The shelf in the females’ mean income curves has also revealed the difference between critical times for the low-middle (in physical notation - sub-critical) and high (super-critical) incomes, the latter governed by the Pareto distribution. Equation (13) describing the sub–critical regime is valid from the start of work experience to the age of retirement. Then incomes fall along an exponential trajectory described by equation (17). The actual age of retirement varies in a narrow band between ~60 and ~65 years and is embedded into the model as constant. The fall is described by an exponential function with a negative index. This is a new feature of the upgraded model. In the original model, the critical age, Tc, was the same for low-middle and high incomes. The input of rich men in the overall PID masked the presence of the low-middle income critical age. Instructively, the mean income measured for males supports the existence of two critical ages.

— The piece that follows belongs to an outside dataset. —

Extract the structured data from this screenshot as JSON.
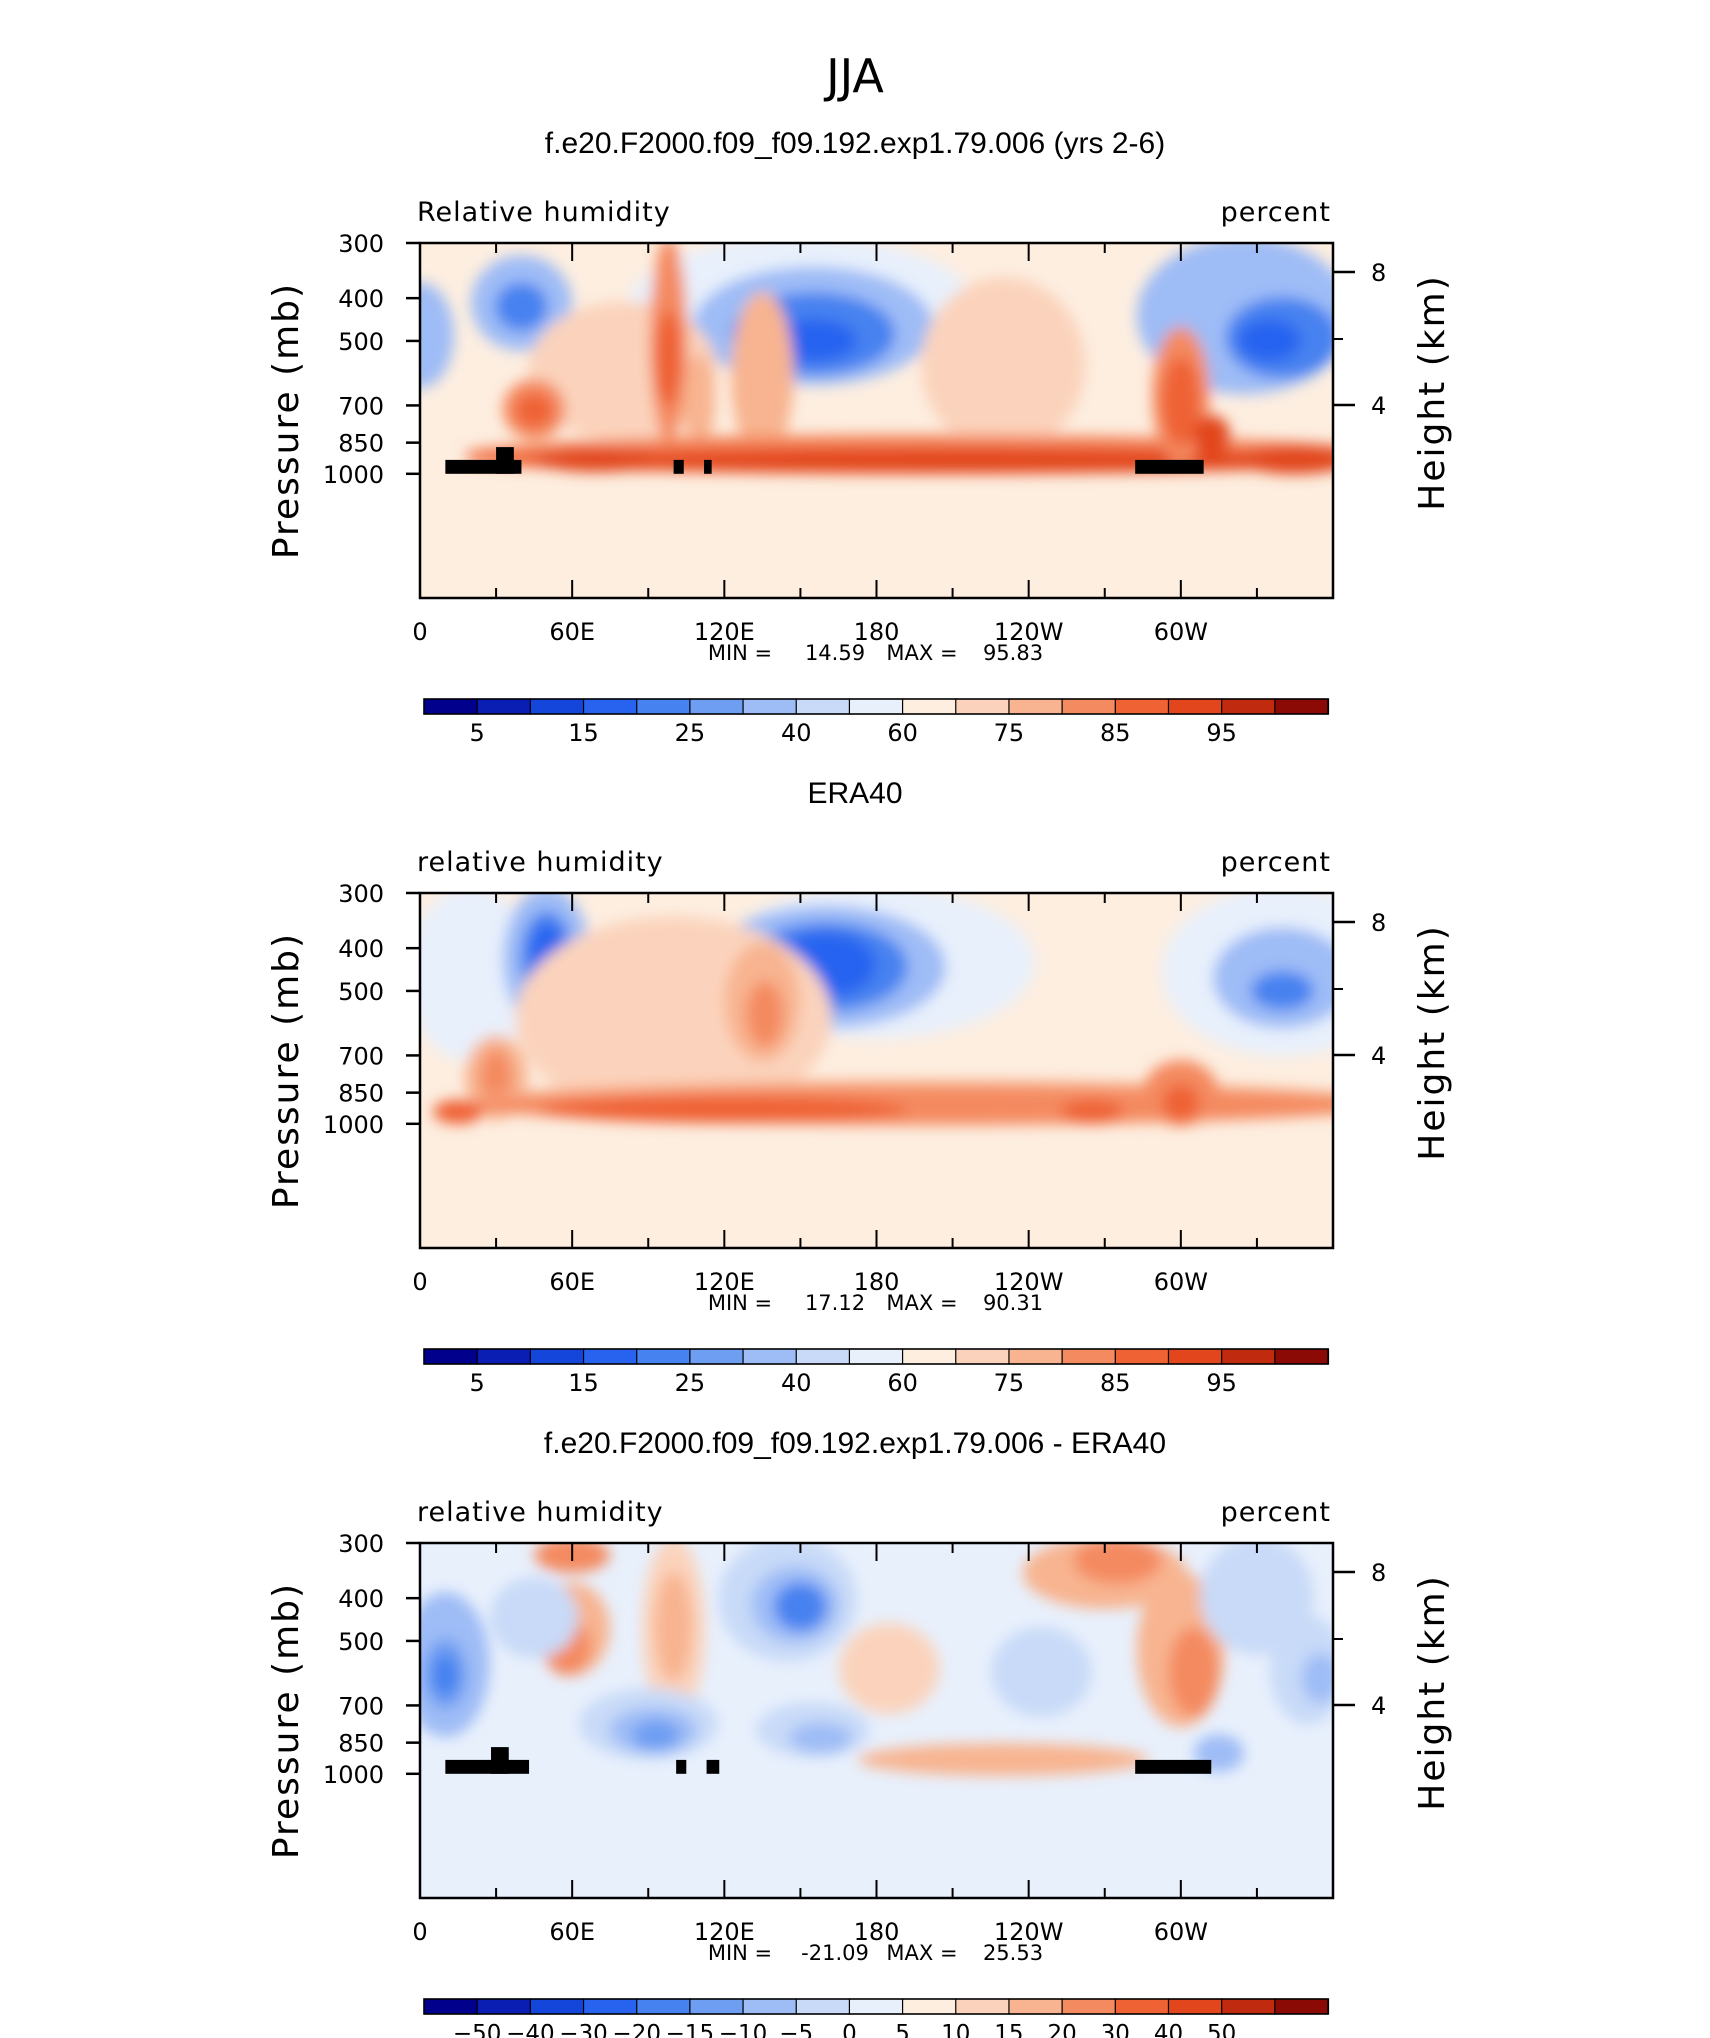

The refined model includes several new features not compromising the underlying physical concept of saturation growth and the transition from sub-critical to super-critical regime of income distribution. The extended version of the original model accurately predicts the PID evolution for males and females in the U.S. from 1962 to 2014, i.e. where the IPUMS data are available. Since the GDP estimates are available from the U.S. Bureau of Economic Analysis since 1929 we start our model in 1930 for males. Actually, the model spans the period since 1870, i.e. the year when started their work people who reached the age of 75 in 1930. For females, the start year is shifted to 1960 because of changing relative size of work instrument and Pareto threshold.Forced deprivation of higher job positions (work capital) is the cause of the observed long term income inequality between male and female in the U.S. It is not only unjust to women but has a negative effect on real economic growth. The replacement of highly capable women with less capable men results in lower total income, which is an equivalent to real GDP. Women have been catching up since the 1960s and that improves the performance of the U.S. economy. It will take decades, however, to full income equality between genders. The problem of race income disparity will take longer time to full resolution, however.